For its part, QNX has been an early and strong player in in-car systems for years already, working with companies like Audi, Toyota, BMW, Porsche, Honda and Land Rover. Interestingly, it has something in common with BlackBerry in that both have reputations as workhorses. “The only way to make this software malfunction is to fire a bullet into the computer running it,” an automotive customer once said of QNX.
But as the mobile industry has shown us many times, it’s not always the early movers who are the long-term winners in this space. While QNX had built a reputation with in-car navigation and other legacy car-computer systems, in the new age of connected everything, the car could well become a hot battleground, like the smartphone is already, in the bigger war of ecosystems.
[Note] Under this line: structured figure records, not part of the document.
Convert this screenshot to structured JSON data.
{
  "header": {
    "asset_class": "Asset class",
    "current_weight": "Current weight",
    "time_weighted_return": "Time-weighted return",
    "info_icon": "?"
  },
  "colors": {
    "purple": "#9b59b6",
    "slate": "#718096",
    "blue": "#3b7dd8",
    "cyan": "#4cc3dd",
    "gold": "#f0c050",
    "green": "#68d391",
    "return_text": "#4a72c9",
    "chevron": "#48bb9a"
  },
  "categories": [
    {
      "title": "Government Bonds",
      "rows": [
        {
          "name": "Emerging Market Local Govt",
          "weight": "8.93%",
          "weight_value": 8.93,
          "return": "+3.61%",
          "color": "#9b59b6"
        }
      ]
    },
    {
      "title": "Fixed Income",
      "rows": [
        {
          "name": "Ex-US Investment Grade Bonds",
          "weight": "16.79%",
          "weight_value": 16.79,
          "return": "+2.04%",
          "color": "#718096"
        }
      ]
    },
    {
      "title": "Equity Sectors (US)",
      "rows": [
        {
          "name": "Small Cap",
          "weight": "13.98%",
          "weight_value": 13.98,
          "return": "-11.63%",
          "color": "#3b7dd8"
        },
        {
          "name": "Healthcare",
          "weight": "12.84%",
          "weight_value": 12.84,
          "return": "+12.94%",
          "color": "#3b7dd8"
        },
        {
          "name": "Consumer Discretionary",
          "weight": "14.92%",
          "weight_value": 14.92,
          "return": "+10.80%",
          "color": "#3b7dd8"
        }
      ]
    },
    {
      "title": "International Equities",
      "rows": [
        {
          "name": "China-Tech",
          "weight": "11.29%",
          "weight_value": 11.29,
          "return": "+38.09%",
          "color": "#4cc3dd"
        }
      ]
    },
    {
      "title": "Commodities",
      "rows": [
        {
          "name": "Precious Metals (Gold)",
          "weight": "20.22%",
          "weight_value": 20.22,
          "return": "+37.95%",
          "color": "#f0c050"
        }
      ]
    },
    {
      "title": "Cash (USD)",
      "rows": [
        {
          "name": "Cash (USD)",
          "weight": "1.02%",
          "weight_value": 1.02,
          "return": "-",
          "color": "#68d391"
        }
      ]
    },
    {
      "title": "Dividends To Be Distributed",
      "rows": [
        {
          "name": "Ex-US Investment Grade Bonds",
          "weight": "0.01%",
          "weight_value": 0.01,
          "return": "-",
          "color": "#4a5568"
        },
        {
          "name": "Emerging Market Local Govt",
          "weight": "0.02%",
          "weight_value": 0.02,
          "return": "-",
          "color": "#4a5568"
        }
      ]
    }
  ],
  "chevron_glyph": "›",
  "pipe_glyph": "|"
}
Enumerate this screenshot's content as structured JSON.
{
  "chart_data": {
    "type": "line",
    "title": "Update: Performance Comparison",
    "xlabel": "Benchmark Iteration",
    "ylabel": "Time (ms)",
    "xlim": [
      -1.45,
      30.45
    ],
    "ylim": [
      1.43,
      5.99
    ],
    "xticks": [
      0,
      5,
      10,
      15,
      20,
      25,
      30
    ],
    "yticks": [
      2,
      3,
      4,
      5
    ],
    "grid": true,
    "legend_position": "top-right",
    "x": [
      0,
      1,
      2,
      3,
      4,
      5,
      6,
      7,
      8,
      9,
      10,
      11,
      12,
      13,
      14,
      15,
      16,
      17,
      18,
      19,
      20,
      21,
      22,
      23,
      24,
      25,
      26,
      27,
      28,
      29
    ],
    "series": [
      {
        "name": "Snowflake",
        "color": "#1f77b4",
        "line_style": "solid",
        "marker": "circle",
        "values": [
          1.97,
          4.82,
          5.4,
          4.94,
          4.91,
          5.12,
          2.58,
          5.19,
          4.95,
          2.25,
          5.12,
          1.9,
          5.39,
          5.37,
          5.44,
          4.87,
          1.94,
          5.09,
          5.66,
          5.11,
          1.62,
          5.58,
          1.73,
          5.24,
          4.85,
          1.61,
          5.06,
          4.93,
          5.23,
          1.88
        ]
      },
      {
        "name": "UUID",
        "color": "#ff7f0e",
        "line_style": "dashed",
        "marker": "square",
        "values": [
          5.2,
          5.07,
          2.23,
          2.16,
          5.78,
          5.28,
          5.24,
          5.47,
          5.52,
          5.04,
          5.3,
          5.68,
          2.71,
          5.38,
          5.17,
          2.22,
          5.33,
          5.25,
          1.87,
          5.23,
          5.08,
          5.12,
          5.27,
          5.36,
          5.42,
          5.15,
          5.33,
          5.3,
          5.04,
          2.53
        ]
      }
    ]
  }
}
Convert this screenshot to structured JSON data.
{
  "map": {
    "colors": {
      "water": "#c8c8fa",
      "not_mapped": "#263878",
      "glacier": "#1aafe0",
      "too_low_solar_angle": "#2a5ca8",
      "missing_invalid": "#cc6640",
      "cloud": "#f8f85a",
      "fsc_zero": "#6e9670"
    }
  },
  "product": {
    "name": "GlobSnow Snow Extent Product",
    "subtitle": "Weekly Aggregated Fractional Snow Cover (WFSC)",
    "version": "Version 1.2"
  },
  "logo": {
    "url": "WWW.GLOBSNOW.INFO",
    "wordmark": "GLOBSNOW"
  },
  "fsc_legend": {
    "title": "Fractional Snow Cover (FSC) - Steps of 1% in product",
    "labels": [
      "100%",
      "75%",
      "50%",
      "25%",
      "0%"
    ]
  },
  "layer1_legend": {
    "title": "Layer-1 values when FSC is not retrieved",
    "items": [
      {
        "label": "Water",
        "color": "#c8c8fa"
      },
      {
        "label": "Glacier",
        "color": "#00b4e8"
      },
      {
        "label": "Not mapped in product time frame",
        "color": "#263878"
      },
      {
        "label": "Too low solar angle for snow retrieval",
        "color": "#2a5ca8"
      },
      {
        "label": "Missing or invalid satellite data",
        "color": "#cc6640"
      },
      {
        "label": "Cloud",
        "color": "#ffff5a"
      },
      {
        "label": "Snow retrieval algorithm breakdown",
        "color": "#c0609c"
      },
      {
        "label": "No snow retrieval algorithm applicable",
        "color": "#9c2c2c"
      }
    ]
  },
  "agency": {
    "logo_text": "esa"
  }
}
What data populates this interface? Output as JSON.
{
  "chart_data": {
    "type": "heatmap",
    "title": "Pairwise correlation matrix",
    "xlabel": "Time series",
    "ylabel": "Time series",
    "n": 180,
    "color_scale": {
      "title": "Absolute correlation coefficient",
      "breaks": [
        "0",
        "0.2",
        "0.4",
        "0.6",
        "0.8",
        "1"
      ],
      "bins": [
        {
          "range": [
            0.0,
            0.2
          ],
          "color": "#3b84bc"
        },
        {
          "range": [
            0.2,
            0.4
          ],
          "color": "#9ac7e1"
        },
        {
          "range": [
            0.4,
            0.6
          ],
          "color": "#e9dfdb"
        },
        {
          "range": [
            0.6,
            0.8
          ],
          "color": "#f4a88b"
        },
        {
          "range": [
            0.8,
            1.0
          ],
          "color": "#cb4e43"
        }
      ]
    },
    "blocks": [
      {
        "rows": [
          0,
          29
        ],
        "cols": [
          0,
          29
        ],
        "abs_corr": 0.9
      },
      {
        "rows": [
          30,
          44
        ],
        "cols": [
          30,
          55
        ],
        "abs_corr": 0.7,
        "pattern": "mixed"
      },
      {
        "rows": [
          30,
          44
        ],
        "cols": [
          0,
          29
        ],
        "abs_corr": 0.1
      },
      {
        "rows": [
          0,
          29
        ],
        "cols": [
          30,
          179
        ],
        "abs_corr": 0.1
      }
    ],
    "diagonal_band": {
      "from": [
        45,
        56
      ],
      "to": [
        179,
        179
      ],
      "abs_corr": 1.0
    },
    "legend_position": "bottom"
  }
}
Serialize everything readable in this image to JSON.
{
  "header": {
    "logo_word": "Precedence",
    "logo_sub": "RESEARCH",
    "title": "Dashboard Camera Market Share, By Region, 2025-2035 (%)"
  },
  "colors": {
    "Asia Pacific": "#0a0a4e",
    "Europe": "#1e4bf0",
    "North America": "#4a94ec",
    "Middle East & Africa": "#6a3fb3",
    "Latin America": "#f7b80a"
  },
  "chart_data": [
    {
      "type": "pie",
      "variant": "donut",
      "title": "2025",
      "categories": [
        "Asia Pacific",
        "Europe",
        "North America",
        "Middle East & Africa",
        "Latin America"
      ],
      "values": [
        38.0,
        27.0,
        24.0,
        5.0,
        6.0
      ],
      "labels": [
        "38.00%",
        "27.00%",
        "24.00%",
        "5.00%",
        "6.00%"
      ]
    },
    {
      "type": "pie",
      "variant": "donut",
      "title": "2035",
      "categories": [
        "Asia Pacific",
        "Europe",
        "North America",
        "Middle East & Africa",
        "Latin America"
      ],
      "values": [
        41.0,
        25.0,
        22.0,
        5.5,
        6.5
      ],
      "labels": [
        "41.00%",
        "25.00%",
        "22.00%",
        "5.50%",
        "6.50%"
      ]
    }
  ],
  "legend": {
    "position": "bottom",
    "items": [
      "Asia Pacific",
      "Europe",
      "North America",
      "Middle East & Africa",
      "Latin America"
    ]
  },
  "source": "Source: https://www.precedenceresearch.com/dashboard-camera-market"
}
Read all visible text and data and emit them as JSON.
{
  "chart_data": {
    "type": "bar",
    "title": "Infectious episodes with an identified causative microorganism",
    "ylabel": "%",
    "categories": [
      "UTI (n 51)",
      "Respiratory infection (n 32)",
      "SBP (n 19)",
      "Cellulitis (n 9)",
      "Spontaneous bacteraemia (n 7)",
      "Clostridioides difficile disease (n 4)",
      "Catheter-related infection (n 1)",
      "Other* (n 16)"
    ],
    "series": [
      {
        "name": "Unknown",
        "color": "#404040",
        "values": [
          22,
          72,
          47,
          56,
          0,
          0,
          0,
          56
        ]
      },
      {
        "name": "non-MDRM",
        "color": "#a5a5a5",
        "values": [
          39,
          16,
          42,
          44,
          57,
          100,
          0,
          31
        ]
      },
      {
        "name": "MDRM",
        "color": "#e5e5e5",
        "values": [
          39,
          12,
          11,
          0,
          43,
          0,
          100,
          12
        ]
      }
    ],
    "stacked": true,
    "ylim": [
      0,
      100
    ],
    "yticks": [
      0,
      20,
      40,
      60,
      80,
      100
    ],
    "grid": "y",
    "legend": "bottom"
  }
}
There are already companies working on ways of synchronizing the apps in one’s phone with those in the car, and companies like Apple and Google, as well as automotive companies themselves, all want a piece of the action. Cars and car news featured prominently at both the CES and MWC events earlier this year.
IDC noted last November that iPhones are bing bought “in droves” instead of BlackBerry handsets; some of this is down to users bringing in their own devices; and some is down to concerted corporate buying schemes.